Berlin's working poor, students, artists and squatters march along Mühlenstraße towards Ostbahnhof to protest massive redevelopment project called Mediaspree. Berlin,Germany 10/07/2010.
In the blistering +35C heat 5,000 to 10,000 Berliners danced their way the through Berlin's streets Saturday July 10 to protest a massive urban renewal project called Mediaspree. Rocking to bass-heavy club beats Berlin's working poor, students, artists and squatters made a statement that Berlin belongs to them and not real estate developers intent on developing a huge area in the former east Berlin districts of Friedrichshain and Kreuzberg on either side of the Spree River.
"Poor is sexy, Rich is ugly" one woman marcher wrote all over her near naked body, a very public statement celebrating the sometimes bewildering variety of lifestyle choices that makes Berlin the must-see city of Europe for every backpacker.
Sexy but bankrupt Berlin badly needs the money the Mediaspree development could bring. First proposed in 2005 the massive development of new apartments and office blocks is designed to attract a tens of thousands of media-savy young professionals to work and play along the banks of the Spree river. The big attraction for developers is the very low real east prices in this part of the former east Berlin. But that's also why the area is occupied by low income families, students, immigrants and artists making it one the most interesting areas of a unique city.

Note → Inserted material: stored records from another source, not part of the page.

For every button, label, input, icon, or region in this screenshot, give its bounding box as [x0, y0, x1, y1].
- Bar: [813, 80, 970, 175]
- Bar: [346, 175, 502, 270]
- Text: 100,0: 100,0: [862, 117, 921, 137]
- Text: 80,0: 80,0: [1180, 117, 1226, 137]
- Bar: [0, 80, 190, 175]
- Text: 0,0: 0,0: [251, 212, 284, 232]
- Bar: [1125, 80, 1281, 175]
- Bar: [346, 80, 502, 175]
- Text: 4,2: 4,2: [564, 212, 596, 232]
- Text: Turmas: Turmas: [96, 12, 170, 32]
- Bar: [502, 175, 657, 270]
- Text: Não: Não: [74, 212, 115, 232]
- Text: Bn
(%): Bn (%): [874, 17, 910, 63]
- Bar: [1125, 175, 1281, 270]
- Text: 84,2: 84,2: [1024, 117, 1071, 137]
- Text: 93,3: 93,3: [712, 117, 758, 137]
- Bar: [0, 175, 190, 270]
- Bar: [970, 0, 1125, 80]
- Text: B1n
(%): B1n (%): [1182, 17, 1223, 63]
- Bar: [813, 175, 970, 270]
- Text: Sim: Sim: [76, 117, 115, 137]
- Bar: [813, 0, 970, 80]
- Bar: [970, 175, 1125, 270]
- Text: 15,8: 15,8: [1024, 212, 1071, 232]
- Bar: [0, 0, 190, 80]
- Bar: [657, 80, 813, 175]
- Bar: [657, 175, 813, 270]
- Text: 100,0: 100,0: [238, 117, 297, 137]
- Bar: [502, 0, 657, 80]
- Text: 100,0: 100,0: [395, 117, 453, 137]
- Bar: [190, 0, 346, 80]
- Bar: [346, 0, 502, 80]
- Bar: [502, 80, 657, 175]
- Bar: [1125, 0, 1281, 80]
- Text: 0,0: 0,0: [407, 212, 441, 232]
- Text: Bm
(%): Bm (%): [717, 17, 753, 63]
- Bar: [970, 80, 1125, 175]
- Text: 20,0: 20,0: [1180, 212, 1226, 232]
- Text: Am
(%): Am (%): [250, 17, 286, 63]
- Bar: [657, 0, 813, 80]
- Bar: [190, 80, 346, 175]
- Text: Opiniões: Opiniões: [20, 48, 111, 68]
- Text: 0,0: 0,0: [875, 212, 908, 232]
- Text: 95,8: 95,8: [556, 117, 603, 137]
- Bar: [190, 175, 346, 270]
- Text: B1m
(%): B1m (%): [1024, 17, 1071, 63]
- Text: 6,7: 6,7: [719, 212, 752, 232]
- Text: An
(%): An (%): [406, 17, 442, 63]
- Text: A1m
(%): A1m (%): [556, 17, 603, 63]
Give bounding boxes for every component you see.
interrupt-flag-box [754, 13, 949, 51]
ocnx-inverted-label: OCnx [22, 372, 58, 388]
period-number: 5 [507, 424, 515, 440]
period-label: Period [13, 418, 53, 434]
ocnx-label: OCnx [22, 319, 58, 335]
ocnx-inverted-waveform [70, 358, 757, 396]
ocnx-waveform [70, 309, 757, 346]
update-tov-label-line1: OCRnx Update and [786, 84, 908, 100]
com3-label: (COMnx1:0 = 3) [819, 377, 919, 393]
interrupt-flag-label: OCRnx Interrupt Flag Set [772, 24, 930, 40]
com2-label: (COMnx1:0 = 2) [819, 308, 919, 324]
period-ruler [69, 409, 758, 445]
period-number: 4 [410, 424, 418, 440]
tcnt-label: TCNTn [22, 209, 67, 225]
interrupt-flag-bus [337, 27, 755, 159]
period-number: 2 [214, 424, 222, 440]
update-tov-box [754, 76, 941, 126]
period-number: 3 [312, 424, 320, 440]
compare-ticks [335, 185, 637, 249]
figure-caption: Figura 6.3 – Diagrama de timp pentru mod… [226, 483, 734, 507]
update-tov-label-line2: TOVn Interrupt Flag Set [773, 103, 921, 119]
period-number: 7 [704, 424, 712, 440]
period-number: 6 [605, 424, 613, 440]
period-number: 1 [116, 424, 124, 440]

With the development announcement in 2005, residents of one the oldest squats (abandoned buildings occupied by squatters) started a initiative called "Flood Mediaspree". Having no illusions they can stop construction completely, the aim is to preserve buildings from privatization, ensure that office buildings cannot be built within fifty meters of the river so that the public will continue to have access and community use along both sides of the river.
Calling on the creativity and diversity of the local people, the "Flood Mediaspree" movement promotes awareness of the need to balance private development and public space. The highlight of this awareness effort is the noisy, colourful "demo-parade" where for the past three years the residents of Friedrichshain and Kruezberg dance through the city in home-made costumes behind techno music-thumping floats in a celebration of creativity and enjoyment of community.
For almost a half century East Berlin's citizens were blocked from the river by the Berlin Wall. Twenty years after the fall of the wall, some Berliners want to ensure that a new barrier does not take its place.